French philosopher and mathematician, Rene Descartes, made huge strides in mathematics by applying algebra to geometry. This achievement was so significant because it led to Cartesian Geometry, which made the study of mathematics more accessible to people. Cartesian Geometry allowed people of less academic skill and less knowledge of advanced formal geometry, to understand the study of mathematics. -
Leibniz' published first paper on calculus
Leibniz published his description on differential calculus, including his rules for finding derivatives of powers, products and quotients, utilizing the notation (d). -
Greek letter was used to represent pi
British mathematician William Jones first used the Greek letter we know as pi to represent the irrational number 3.14159... -
French Revolution
The French Revolution had many influences to the field of mathematics in Europe. One of the implications of the revolution was a new emphasis on education, establishing schools such as the Ecole Polytechnique in Paris, thus creating an outlet to share and teach mathematics. -
Gauss' "Disquisitiones Arithmeticae" ("Arithmetical Investigations")

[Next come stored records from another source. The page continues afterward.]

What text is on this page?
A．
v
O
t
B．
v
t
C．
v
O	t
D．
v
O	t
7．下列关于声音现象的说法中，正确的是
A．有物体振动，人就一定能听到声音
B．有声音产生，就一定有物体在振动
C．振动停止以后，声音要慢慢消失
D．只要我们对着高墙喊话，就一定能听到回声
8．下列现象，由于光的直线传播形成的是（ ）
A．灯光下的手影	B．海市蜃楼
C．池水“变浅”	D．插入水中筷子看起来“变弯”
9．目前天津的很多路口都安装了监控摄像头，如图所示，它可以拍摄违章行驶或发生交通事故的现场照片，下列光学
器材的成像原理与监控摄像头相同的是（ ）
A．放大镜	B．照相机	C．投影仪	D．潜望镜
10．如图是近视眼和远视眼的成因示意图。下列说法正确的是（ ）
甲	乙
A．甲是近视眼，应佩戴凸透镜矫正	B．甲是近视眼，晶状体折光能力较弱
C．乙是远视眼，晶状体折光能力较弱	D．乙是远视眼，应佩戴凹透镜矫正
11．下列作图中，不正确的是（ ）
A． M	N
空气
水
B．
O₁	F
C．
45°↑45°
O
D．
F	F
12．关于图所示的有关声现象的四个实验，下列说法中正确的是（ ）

Gauss' first significant book, in which he discussed whole numbers and their properties. -
Term "Golden Ratio" coined
Martin Ohm published "Die reine Elementar-Mathematik" ("The Pure Elementary Mathematics") in 1815, and this book is famous for using the term "goldener schnitt" (translating to "golden section") for the first time. -
Hilbert's Problems
"Hilbert's Problems" are 23 extremely difficult, nearly-unsolvable, problems that challenge mathematicians of the 20th and 21st century. Some of the questions have indeed been solved to date. -
"Phi" used to designate the golden ratio
It was not until the 1990's that "phi" was designated to represent the golden ratio. The golden ratio and golden proportion were established and well known by this time in history, however, it was not until the 1990's that American mathematician Mark Barr assigned the ratio to the Greek letter "phi" and Theodore Andrea Cook included this in his book, "The Curves of Life," in 1914. "Phi" is the first letter of Phidias, the Greek sculptor and mathematician that used the golden ratio in his art. -
Female mathematician Emmy Noether proves "Noether's Theorem"

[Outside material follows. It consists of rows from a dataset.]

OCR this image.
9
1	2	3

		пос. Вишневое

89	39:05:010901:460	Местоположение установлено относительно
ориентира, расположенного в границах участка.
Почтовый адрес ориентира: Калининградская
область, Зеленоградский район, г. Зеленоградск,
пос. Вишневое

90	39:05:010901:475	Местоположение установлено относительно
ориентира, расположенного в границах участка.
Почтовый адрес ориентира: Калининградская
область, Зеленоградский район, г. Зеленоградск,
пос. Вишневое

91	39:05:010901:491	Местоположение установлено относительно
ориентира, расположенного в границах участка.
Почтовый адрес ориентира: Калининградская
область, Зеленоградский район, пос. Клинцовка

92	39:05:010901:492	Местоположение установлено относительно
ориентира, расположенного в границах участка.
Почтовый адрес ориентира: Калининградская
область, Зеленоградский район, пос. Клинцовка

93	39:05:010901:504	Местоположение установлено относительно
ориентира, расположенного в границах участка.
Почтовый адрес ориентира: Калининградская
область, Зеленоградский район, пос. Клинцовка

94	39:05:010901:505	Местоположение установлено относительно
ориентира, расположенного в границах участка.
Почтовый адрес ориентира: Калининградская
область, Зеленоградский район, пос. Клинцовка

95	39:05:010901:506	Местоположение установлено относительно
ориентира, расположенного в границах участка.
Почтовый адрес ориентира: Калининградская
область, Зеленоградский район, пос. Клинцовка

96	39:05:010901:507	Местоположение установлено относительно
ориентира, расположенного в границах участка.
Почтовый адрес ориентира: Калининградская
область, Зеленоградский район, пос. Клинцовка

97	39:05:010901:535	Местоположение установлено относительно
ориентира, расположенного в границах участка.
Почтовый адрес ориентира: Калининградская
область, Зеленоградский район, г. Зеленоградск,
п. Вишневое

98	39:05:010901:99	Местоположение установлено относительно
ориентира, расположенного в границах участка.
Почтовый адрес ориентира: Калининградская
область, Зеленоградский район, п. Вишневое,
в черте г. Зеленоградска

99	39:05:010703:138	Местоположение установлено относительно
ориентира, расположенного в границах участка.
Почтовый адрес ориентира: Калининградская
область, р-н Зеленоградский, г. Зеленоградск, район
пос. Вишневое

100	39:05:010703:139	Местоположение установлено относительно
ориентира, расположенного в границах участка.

Emmy Noether is a significant female mathematician who proved two theorems in 1918, including "Noether's Theorem." She has also contributed to the field of mathematics with her research in ring theory and number theory, which has been beneficial to physicists as well as mathematicians. After she died, Albert Einstein referred to her as, "the most significant creative mathematical genius thus far produced since the higher education of women began." -
Godel's Incompleteness Theorem
Godel's Incompleteness Theorem states that when dealing with any consistent formulation of number theory, there will be statements that can not be proven or disproved. Basically, this prove shows that it is not possible to prove absolutely everything. -
Composer Bela Bartok's Sonata for two Pianos and Percussion
Bartók’s works utilize the golden section in proportions of lengths of movements, main divisions of a composition, and even chordal structures. His piece, Sonata for two Pianos and Percussion use the golden section to accentuate the start of the recapitulation of the sonata, thus emphasizing a significant formal break in the composition. -
First women to be elected to the National Academy of Sciences
Julia Robinson was the first women to be elected to the National Academy of Sciences in 1975. This is a significant event because it highlights and recognizes the accomplishments of women in mathematics . -
Fermat's Last Theorem was proved
Andrew Wiles proved Fermat's Last Theorem in 1994. Wiles' work is a proof of the modularity theorem for semi-stable elliptic curves. -
21st Century Mathematical Challenges Released
Similar to "Hilbert's 23 Challenging Problems" in 1900, a team of mathematicians assembled a set of new mathematical challenges in 2000 for today's mathematicians to study and attempt. This is significant because it shows that mathematical inquiry never dies and currently, mathematical discoveries are still being explored and proven. Mathematics is an ever-growing field that builds upon the discoveries of the past.